In Asia, Europe, and America, the brown mustard is grown mainly grown for the extraction of vegetable oil. The oil content of brown mustard varies from 28.6 to 45.7 per cent. However, the oil is high in erucic acid content and is thus not popular in most Western countries. The oil is used as hair oil, lubricant, or used for industrial purposes. Also known as Indian mustard or Rai, this oilseed crop is grown in Asia and Europe for its leaves as well. Leaves are eaten as vegetable – they are shredded, cooked, and served as side dish. Young tender leaves, called ‘mustard greens’ are used in salads or used in pickles. Interestingly, brown mustard oil is used to retard the fermentation process when making apple cider. The seeds of brown mustard are used as condiment; they are also used in birdseed mixtures. The seed meal is very high in protein content, but it cannot be used for human consumption because of high glucosinolate content.
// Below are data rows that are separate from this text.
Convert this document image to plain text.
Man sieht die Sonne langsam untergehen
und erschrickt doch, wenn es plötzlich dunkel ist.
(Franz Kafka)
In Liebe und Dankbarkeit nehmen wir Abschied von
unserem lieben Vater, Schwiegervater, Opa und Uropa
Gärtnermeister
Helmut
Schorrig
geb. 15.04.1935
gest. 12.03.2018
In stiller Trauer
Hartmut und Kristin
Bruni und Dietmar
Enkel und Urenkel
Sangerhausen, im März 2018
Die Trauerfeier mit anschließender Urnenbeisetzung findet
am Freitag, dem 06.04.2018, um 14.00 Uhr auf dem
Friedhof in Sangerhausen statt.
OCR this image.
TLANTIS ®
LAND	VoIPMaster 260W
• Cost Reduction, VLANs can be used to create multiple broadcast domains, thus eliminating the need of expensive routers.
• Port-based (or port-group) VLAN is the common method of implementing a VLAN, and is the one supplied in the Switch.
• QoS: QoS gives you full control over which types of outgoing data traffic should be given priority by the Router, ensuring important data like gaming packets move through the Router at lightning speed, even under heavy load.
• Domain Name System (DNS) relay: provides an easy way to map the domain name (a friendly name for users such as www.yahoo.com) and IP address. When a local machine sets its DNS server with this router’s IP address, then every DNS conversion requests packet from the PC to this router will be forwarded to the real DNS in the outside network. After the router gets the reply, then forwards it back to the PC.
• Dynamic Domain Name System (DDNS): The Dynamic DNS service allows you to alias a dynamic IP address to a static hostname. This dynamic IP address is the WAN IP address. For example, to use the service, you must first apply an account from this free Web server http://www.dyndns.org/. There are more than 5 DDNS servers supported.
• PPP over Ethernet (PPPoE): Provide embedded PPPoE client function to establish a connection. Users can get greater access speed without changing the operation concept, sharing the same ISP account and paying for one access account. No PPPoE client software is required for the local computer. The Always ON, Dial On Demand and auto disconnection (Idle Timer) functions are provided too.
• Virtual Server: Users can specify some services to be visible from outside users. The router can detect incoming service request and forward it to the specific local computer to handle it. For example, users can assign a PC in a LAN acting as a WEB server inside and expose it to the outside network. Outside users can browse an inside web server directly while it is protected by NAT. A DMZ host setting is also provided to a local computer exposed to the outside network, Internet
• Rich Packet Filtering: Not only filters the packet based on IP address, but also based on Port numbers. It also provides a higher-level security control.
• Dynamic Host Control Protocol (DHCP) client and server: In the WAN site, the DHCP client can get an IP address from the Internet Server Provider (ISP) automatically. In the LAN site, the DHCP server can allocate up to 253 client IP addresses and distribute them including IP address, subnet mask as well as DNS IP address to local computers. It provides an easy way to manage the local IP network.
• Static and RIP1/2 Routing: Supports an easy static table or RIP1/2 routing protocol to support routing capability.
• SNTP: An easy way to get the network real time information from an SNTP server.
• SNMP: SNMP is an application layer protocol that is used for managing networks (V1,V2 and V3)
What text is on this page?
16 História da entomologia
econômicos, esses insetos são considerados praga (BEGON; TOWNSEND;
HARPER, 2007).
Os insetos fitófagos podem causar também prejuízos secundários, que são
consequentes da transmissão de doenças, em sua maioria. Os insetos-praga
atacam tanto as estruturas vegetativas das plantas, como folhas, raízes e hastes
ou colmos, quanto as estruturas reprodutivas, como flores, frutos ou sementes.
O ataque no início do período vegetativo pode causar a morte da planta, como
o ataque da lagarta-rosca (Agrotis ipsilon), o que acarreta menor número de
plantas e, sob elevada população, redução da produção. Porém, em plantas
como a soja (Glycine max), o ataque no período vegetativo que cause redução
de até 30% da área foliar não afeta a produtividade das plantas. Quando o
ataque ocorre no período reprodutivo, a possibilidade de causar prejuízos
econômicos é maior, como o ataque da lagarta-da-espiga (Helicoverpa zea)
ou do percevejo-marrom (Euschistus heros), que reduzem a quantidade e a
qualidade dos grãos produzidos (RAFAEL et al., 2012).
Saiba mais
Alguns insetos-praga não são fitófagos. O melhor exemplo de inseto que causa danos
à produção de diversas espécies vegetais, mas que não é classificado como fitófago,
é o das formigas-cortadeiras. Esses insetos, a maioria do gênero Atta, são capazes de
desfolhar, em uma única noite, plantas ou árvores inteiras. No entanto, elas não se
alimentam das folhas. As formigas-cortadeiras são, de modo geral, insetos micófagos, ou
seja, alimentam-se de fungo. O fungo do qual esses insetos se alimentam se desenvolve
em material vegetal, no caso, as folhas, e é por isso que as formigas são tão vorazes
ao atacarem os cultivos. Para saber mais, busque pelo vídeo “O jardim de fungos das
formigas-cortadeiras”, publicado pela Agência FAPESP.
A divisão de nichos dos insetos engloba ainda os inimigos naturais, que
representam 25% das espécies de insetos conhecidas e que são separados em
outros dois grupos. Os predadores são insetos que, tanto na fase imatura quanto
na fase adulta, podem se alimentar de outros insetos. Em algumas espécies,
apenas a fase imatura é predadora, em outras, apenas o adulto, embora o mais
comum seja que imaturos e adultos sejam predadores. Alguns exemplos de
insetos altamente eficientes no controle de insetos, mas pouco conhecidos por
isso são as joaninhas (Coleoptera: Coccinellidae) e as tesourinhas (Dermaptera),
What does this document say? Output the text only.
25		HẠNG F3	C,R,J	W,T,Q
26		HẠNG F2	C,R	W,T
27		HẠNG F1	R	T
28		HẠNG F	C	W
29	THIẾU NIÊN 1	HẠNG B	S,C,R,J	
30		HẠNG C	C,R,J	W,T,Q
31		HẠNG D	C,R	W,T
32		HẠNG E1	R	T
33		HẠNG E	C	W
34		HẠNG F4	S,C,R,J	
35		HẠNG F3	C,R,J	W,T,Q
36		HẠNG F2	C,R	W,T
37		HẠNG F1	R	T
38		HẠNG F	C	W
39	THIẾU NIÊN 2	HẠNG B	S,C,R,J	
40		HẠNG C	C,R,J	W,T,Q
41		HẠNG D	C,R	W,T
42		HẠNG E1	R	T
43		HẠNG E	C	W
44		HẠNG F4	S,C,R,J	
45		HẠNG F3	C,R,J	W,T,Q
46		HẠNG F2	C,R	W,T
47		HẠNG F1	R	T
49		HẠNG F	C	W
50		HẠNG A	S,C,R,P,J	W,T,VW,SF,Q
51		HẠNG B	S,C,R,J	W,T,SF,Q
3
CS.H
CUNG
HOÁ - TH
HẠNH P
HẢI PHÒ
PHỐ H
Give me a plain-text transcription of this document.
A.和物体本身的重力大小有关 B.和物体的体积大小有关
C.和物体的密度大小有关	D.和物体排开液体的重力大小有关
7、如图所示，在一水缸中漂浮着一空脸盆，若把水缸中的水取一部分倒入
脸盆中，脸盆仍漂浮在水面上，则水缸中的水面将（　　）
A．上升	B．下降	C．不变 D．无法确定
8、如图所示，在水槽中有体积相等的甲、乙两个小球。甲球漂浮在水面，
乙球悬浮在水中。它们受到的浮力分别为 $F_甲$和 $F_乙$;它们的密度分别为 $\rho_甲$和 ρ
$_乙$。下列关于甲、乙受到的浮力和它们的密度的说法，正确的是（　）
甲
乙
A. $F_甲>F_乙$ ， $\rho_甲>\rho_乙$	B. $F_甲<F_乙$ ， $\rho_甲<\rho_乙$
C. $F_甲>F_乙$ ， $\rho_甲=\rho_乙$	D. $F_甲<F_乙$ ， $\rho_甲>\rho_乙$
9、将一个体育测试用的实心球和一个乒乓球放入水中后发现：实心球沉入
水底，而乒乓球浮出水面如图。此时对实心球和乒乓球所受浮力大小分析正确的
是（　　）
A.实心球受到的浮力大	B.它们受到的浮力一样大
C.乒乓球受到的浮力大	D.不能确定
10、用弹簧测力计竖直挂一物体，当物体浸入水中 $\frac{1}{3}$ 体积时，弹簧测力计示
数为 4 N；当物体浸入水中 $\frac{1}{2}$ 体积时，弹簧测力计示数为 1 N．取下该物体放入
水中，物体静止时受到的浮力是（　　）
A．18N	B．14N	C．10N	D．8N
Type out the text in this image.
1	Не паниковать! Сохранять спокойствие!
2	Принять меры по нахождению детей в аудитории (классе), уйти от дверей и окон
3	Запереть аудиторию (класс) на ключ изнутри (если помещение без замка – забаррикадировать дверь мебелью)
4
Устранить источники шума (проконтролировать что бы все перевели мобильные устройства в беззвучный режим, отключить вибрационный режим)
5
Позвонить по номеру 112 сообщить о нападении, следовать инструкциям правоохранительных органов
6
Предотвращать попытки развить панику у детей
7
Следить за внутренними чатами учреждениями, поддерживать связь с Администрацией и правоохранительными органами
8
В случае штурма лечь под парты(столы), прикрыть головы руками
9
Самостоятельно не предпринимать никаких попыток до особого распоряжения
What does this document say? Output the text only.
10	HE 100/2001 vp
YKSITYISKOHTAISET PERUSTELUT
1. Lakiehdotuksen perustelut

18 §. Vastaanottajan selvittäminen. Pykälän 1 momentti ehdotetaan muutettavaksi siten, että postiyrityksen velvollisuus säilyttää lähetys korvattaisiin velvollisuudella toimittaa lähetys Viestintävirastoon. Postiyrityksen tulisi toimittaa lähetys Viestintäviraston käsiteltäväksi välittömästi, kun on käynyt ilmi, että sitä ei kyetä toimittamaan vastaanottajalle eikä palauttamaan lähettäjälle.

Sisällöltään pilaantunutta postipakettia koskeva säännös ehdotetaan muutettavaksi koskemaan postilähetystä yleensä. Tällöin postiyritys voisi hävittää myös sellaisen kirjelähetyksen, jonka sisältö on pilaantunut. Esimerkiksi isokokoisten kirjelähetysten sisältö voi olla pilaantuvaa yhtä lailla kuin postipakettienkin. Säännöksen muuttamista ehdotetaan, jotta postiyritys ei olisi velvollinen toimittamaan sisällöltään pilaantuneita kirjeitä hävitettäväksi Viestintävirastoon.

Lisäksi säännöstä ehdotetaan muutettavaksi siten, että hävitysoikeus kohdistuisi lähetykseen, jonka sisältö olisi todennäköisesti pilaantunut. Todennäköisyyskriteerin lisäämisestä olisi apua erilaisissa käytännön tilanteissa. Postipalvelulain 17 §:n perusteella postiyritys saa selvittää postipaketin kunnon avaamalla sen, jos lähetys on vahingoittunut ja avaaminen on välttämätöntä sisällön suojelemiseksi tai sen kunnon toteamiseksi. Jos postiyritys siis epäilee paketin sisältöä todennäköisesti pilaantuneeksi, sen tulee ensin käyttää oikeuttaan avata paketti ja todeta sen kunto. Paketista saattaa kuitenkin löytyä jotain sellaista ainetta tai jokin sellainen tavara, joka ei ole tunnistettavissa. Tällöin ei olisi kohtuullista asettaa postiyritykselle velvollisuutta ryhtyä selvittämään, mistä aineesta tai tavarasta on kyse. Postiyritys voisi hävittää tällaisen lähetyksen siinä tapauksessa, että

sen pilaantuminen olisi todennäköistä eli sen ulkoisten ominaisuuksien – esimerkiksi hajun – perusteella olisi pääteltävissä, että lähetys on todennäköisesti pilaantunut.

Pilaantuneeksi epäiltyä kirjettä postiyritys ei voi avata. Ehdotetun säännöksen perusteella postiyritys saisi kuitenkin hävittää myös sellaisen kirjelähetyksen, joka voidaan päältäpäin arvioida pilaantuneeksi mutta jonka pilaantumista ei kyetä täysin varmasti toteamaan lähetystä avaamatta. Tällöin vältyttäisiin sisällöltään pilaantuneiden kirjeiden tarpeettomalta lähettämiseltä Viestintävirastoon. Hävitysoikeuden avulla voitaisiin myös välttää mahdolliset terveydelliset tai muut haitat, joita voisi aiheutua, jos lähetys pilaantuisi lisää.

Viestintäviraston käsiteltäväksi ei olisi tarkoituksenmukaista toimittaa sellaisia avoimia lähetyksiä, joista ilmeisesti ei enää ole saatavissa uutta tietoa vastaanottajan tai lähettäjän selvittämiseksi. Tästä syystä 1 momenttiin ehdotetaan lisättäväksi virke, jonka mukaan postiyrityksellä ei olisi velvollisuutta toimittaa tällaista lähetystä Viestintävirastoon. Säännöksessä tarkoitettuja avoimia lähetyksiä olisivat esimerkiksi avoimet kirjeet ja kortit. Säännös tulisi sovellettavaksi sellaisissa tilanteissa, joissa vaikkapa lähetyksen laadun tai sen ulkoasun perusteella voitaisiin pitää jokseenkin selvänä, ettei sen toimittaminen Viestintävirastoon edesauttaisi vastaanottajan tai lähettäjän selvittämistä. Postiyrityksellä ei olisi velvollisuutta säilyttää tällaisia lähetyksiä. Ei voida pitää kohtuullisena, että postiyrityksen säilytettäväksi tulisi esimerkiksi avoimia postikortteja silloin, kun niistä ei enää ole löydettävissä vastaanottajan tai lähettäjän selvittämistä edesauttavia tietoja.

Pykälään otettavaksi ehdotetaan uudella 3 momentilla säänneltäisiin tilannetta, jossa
Botanical name: Brassica juncea
English name: Brown mustard, Indian mustard
Hindi name: Rai, Sarashapa
Rayi is a glabrous annual herb with a few bristles at the base with long, erect or patent branches.
Leaves: lower leaves petioled, green, sometimes with a whitish bloom, ovate to obovate, variously lobed with toothed, scalloped or frilled edges, with 1–2 lobes or leaflets on each side, upper leaves subentire, short petioled.
Flowers: yellow in racemes.
Fruits: linear silique, often constricted between the seeds, with a conical beak usually longer than 6 mm, dehiscent, up to 20-seeded.
Seeds: globose, 1–1.5 mm in diameter, finely reticulate, pale to dark brown.
Parts used as medicine: Seeds and oil.
Rai is bitter and pungent in taste with a hot potency. It is acrid, thermogenic, anti-inflammatory, carminative, digestive, and tonic in quality and is recommended in vitiated conditions of Vata and Kapha, malarial fevers, colic pain, anorexia, dyspepsia, intestinal worms, flatulence, inflammations, sin diseases, spleen and liver diseases and persistent vomiting.
Ayurveda recommends application of B. juncea oil for chest affections in children.
In Indian traditional medicine, the oil is used with camphor as an effective combination for rheumatic pain and swellings.
In Ayurveda, mustard seed powder is used as emetic in poison and other stomach disorders.
In Ayurveda, the mustard leaf is applied externally to combat glandular swellings in conditions such as elephantiasis.
It is a folk remedy for arthritis, foot ache, and rheumatism.
The seed is used in Chinese medicine to treat tumor, lumbago, and stomach disorders.
In China, the leaves are eaten in soups for inflammations or hemorrhages.
In Africa, the root is used as galactagogue.
Side effects: No well documented contraindications. Patients hypersensitive to mustard need to avoid its use. Topical application of mustard oil may induce skin inflammation. Injection into joints may induce allodynia, hyperalgesia, and neuroinflammation.